The overall idea isn't that startling. A couple hundred years ago, Jenner used a live virus from cowpox that just happened to mimic smallpox enough that your body would react in a way that would make you immune to smallpox. Not only did it work, it eventually was used to eradicate smallpox from the entire human population.
So one question is this: Should we wait for a more conventional vaccine that is made from a weakened version of the live virus, or uses a killed version of the virus (like Jonas Salk did with polio) or any of the other more traditional ways of making a vaccine?
Also, will an mRNA vaccine show some inherent danger to humans that we won't find out for a while? The answer is probably No, but the manufacturers and the FDA and other regulatory agencies around the world will be looking at the clinical data (as well as all the theory and theoretical studies) to be as absolutely sure as possible that the vaccine is really, really safe.
It's no secret that there are a lot of people who are adamantly opposed to the use of vaccines. There were such people in Jenner's day, but the modern internet has given the present generation an advantage. Almost from the beginning, they started a campaign to discredit both Covid-19 and the future use of any Covid-19 vaccine. Some of them even joined in the paranoid claim that the Covid-19 is a hoax, or was the product of some government lab, or whatnot. In any case, we can expect a lot of irrational nonsense about the dangers of vaccines coming from them. For once, they have had a bit of concern from the pro-vaccine side (i.e.: nearly everybody else with half a brain), largely because the pro-vax people were worried that the current presidential administration was trying to push the whole project too fast, and to cut corners on safety.
It would appear that the drug companies have pushed back, and we will probably eventually be convinced that the process to prove the new vaccines will have been honest and thorough.
Tracking and surrounding the cases
Politicians have been tossing out arguments about why we need to be doing more testing, so that we can track the new cases and get them properly quarantined.

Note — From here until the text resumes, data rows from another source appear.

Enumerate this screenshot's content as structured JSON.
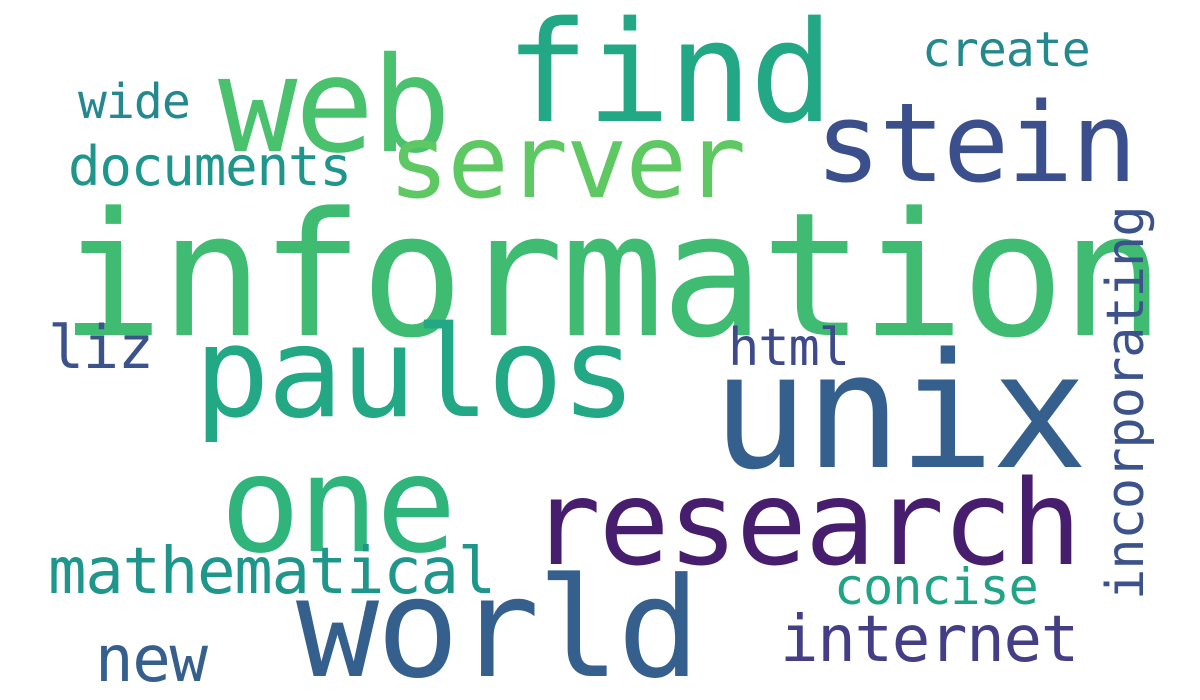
{
  "word_cloud": {
    "words": [
      {
        "key": "information",
        "text": "information",
        "color": "#3fbc72"
      },
      {
        "key": "find",
        "text": "find",
        "color": "#22a884"
      },
      {
        "key": "web",
        "text": "web",
        "color": "#4ac16d"
      },
      {
        "key": "server",
        "text": "server",
        "color": "#5ec962"
      },
      {
        "key": "stein",
        "text": "stein",
        "color": "#3b4f8c"
      },
      {
        "key": "create",
        "text": "create",
        "color": "#23898e"
      },
      {
        "key": "wide",
        "text": "wide",
        "color": "#23898e"
      },
      {
        "key": "documents",
        "text": "documents",
        "color": "#1f968b"
      },
      {
        "key": "paulos",
        "text": "paulos",
        "color": "#22a884"
      },
      {
        "key": "unix",
        "text": "unix",
        "color": "#355f8d"
      },
      {
        "key": "html",
        "text": "html",
        "color": "#3e4a89"
      },
      {
        "key": "liz",
        "text": "liz",
        "color": "#3b528b"
      },
      {
        "key": "one",
        "text": "one",
        "color": "#2fb47c"
      },
      {
        "key": "research",
        "text": "research",
        "color": "#471d6d"
      },
      {
        "key": "mathematical",
        "text": "mathematical",
        "color": "#1f968b"
      },
      {
        "key": "world",
        "text": "world",
        "color": "#35608d"
      },
      {
        "key": "concise",
        "text": "concise",
        "color": "#20a486"
      },
      {
        "key": "internet",
        "text": "internet",
        "color": "#433e85"
      },
      {
        "key": "new",
        "text": "new",
        "color": "#355f8d"
      },
      {
        "key": "incorporating",
        "text": "incorporating",
        "color": "#3b528b"
      }
    ]
  }
}
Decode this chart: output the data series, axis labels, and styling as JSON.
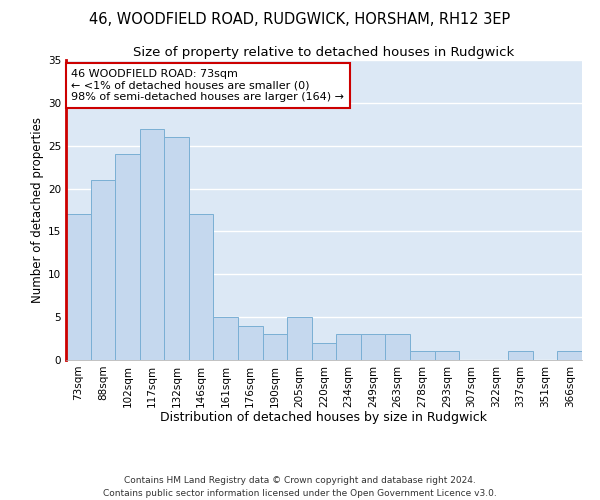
{
  "title1": "46, WOODFIELD ROAD, RUDGWICK, HORSHAM, RH12 3EP",
  "title2": "Size of property relative to detached houses in Rudgwick",
  "xlabel": "Distribution of detached houses by size in Rudgwick",
  "ylabel": "Number of detached properties",
  "categories": [
    "73sqm",
    "88sqm",
    "102sqm",
    "117sqm",
    "132sqm",
    "146sqm",
    "161sqm",
    "176sqm",
    "190sqm",
    "205sqm",
    "220sqm",
    "234sqm",
    "249sqm",
    "263sqm",
    "278sqm",
    "293sqm",
    "307sqm",
    "322sqm",
    "337sqm",
    "351sqm",
    "366sqm"
  ],
  "values": [
    17,
    21,
    24,
    27,
    26,
    17,
    5,
    4,
    3,
    5,
    2,
    3,
    3,
    3,
    1,
    1,
    0,
    0,
    1,
    0,
    1
  ],
  "bar_color": "#c5d8ee",
  "bar_edge_color": "#7aafd4",
  "highlight_color": "#cc0000",
  "annotation_line1": "46 WOODFIELD ROAD: 73sqm",
  "annotation_line2": "← <1% of detached houses are smaller (0)",
  "annotation_line3": "98% of semi-detached houses are larger (164) →",
  "annotation_box_color": "#ffffff",
  "annotation_box_edge": "#cc0000",
  "ylim": [
    0,
    35
  ],
  "yticks": [
    0,
    5,
    10,
    15,
    20,
    25,
    30,
    35
  ],
  "background_color": "#dce8f5",
  "plot_bg_color": "#dce8f5",
  "fig_bg_color": "#ffffff",
  "grid_color": "#ffffff",
  "footer_text": "Contains HM Land Registry data © Crown copyright and database right 2024.\nContains public sector information licensed under the Open Government Licence v3.0.",
  "title1_fontsize": 10.5,
  "title2_fontsize": 9.5,
  "xlabel_fontsize": 9,
  "ylabel_fontsize": 8.5,
  "tick_fontsize": 7.5,
  "annotation_fontsize": 8,
  "footer_fontsize": 6.5
}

This doesn't seem to be a very practical approach in this country. One reason is that we are a fairly independent and stubborn people, and we don't take orders very well. Most of us mean well, and Los Angeles has been pretty good about the masks, but we see a lot of socializing that goes far beyond the early lockdown days.
But equally important, I would argue, is that it is hard to make use of tracking data when the entire population is at risk. Suppose you check on a case of Covid-19 in a checker at the local supermarket. He may have been breathing out live virus for two or three days before he got a fever -- and now what? Are you going to track down the last 300 people that handed him groceries? In Los Angeles county, the statistical likelihood is that the vast majority are at risk.
But suppose you can count on the fact that 90 percent of those customers had the vaccine. Then you could track down customers and offer the vaccine to the small number you discover who are at risk.
And if you discover a case of Covid-19 in a student living in a dormitory, you could inoculate every other resident of the dorm who has not, as yet, had the shot. You will be able to surround any one case by vaccinating everybody who is near.
In a population that already has some herd immunity, it should be easier to tamp down any flareups of the disease in our population.